I used to say that I leaned libertarian. I said it because I agreed with much of what I heard libertarians saying. Other people said they leaned libertarian so I thought maybe I did too. I’ve changed my mind.
After listening to months of libertarian podcasts (mainly Tom Woods and Jason Stapleton) and reading comments on their Facebook group pages, I have concluded that too many libertarians don’t value what I value. Many would scrap the U.S. Constitution, Bill of Rights, and U.S. sovereignty in exchange for everyone promising to live by the non-aggression principle (NAP). Many see nothing special about this country. They scoff at people like me who do. They don’t want national borders. Government of any kind is repugnant to them. Even someone who considers limited government is labeled a “statist”, and is someone to be mocked.
When I heard enough libertarians saying that anyone with a toe over the line into statism (any form of government—anyone who isn’t an anarchist) may as well be a full blown communist, I found myself looking for the exit. Sure, not all libertarians think this way but I’ve seen these ideas enough to make some confident generalizations. The bottom line is, I don’t trust libertarians to be country-loving patriots unless I hear them say otherwise.
Libertarians vary so widely in their beliefs that I’m not sure what the common denominator is. The anarchist libertarians seem to study the Constitution the way an atheist studies the Bible—to mock it. Rather than working to save any of our current system, they eagerly await its implosion. They dream that libertarians will someday rise from the ashes like a phoenix and create a peaceful society where everyone lives peacefully by the NAP. I don’t see that happening. In the first place, libertarians are not that organized.
The leftist libertarians are the most puzzling to me. In one podcast a leftist libertarian argued that the NAP could be used to justify a guaranteed minimum income. He then had to admit that it would ultimately require a world government to enforce.

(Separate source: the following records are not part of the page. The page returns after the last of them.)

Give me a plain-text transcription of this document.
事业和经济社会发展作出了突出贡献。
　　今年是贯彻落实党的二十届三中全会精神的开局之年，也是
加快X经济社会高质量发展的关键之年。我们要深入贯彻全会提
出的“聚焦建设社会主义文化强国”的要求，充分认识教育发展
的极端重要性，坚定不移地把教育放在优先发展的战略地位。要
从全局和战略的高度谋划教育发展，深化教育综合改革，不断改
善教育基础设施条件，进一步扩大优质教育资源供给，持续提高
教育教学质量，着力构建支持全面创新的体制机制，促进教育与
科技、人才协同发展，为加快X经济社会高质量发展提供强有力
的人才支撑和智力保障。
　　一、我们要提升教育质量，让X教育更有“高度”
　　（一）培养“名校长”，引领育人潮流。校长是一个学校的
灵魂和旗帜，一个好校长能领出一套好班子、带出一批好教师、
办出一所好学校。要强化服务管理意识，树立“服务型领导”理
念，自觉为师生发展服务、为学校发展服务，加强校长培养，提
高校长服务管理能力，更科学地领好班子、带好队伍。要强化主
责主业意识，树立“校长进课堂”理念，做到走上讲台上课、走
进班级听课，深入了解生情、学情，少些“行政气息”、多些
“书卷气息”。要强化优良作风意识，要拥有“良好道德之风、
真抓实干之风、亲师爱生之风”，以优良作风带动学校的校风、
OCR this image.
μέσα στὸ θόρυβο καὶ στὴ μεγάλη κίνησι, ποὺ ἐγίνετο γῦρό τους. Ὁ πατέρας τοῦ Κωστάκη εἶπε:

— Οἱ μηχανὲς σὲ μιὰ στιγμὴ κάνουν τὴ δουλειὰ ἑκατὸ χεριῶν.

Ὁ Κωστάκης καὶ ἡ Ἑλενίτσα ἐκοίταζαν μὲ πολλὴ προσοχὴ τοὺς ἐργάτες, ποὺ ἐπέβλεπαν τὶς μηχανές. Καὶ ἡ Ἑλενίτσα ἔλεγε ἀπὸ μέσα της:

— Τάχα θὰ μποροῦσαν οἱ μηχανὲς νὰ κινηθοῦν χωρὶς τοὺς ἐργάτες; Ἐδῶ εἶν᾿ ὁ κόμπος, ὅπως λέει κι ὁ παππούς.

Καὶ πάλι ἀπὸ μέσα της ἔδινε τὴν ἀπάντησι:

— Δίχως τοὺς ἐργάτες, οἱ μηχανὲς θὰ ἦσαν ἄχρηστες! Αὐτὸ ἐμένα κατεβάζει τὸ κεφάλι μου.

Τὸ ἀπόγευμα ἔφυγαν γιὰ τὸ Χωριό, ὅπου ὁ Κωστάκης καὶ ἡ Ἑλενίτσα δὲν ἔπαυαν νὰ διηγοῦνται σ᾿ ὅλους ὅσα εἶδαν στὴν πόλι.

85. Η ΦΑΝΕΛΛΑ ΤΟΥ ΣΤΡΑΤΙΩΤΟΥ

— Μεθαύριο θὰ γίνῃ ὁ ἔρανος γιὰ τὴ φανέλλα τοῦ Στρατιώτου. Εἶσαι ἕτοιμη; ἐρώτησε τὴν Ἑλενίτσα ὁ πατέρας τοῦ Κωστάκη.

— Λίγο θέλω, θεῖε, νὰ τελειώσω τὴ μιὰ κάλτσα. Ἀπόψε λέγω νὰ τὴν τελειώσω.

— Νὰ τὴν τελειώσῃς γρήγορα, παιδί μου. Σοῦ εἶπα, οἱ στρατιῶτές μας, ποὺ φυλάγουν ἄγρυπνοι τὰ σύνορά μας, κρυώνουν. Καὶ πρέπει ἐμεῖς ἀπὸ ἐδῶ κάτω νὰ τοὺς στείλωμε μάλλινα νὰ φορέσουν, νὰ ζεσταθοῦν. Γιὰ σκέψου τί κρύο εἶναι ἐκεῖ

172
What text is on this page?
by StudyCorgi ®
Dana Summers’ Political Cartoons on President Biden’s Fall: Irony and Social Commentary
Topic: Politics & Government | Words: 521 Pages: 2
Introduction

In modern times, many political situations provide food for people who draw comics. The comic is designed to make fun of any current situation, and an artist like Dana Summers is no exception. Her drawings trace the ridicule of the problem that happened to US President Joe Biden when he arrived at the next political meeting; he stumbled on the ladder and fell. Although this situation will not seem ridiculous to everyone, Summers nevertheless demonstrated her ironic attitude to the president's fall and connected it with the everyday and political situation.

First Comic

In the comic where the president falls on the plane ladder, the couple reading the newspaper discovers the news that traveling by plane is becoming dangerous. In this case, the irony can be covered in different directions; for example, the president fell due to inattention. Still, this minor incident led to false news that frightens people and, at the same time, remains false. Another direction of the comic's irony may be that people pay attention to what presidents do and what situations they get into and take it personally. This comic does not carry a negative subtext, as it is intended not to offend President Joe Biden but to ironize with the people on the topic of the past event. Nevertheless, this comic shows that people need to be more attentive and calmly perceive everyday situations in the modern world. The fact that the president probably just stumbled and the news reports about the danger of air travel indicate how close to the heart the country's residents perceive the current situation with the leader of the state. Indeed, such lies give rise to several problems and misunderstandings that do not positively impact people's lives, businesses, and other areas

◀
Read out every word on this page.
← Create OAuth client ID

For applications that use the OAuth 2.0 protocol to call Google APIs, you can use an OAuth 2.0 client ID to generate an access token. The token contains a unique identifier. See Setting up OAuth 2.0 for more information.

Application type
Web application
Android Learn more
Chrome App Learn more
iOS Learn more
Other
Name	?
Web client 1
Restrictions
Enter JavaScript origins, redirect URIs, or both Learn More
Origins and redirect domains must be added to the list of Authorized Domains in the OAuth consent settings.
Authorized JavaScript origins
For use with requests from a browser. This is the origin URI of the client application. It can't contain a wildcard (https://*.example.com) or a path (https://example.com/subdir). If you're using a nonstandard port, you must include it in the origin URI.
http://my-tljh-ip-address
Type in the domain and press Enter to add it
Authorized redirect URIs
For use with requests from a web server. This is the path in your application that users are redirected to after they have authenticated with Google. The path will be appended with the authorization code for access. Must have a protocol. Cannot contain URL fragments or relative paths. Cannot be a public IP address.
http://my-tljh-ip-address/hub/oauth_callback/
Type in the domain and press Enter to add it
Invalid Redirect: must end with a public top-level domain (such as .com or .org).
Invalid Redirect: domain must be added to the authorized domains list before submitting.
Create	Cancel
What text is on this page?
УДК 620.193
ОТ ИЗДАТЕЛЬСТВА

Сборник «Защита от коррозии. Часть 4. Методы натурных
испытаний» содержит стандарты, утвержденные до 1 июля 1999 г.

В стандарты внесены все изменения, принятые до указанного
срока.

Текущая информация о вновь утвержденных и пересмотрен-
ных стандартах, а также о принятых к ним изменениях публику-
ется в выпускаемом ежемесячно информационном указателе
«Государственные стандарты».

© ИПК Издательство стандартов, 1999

The non-aggression principle is supposed to be the bedrock of libertarian thought—don’t initiate aggression against anyone. But, it can be used to argue for all sorts of nonsensical things. I once had an online conversation with an atheist libertarian who said that my belief in God was an act of aggression against his personal sovereignty. He said he would be justified in using aggression against me just for my beliefs.
Some libertarians care more about the legalization of drugs than anything else.
In the final analysis, I found that libertarians are all over the map when it comes to their beliefs. The NAP isn’t a reliable anchor. Over and over again I found libertarians using philosophical acrobatics to excuse all kinds of aggression, as long as it was in their favor, with the NAP as the lever for getting it done.
I still listen to the “Contra Krugman” podcast with Tom Woods and Bob Murphy. It is fun and focuses on economics so I tend to agree with their conclusions. Tom Woods has another podcast. He is funny and brings on some interesting guests, but his message is for another audience. I am not an anarchist.
I have a number of good friends who call themselves libertarians. I respect them a great deal, as we tend to agree on most things when it comes to politics. I won’t apply the label to myself.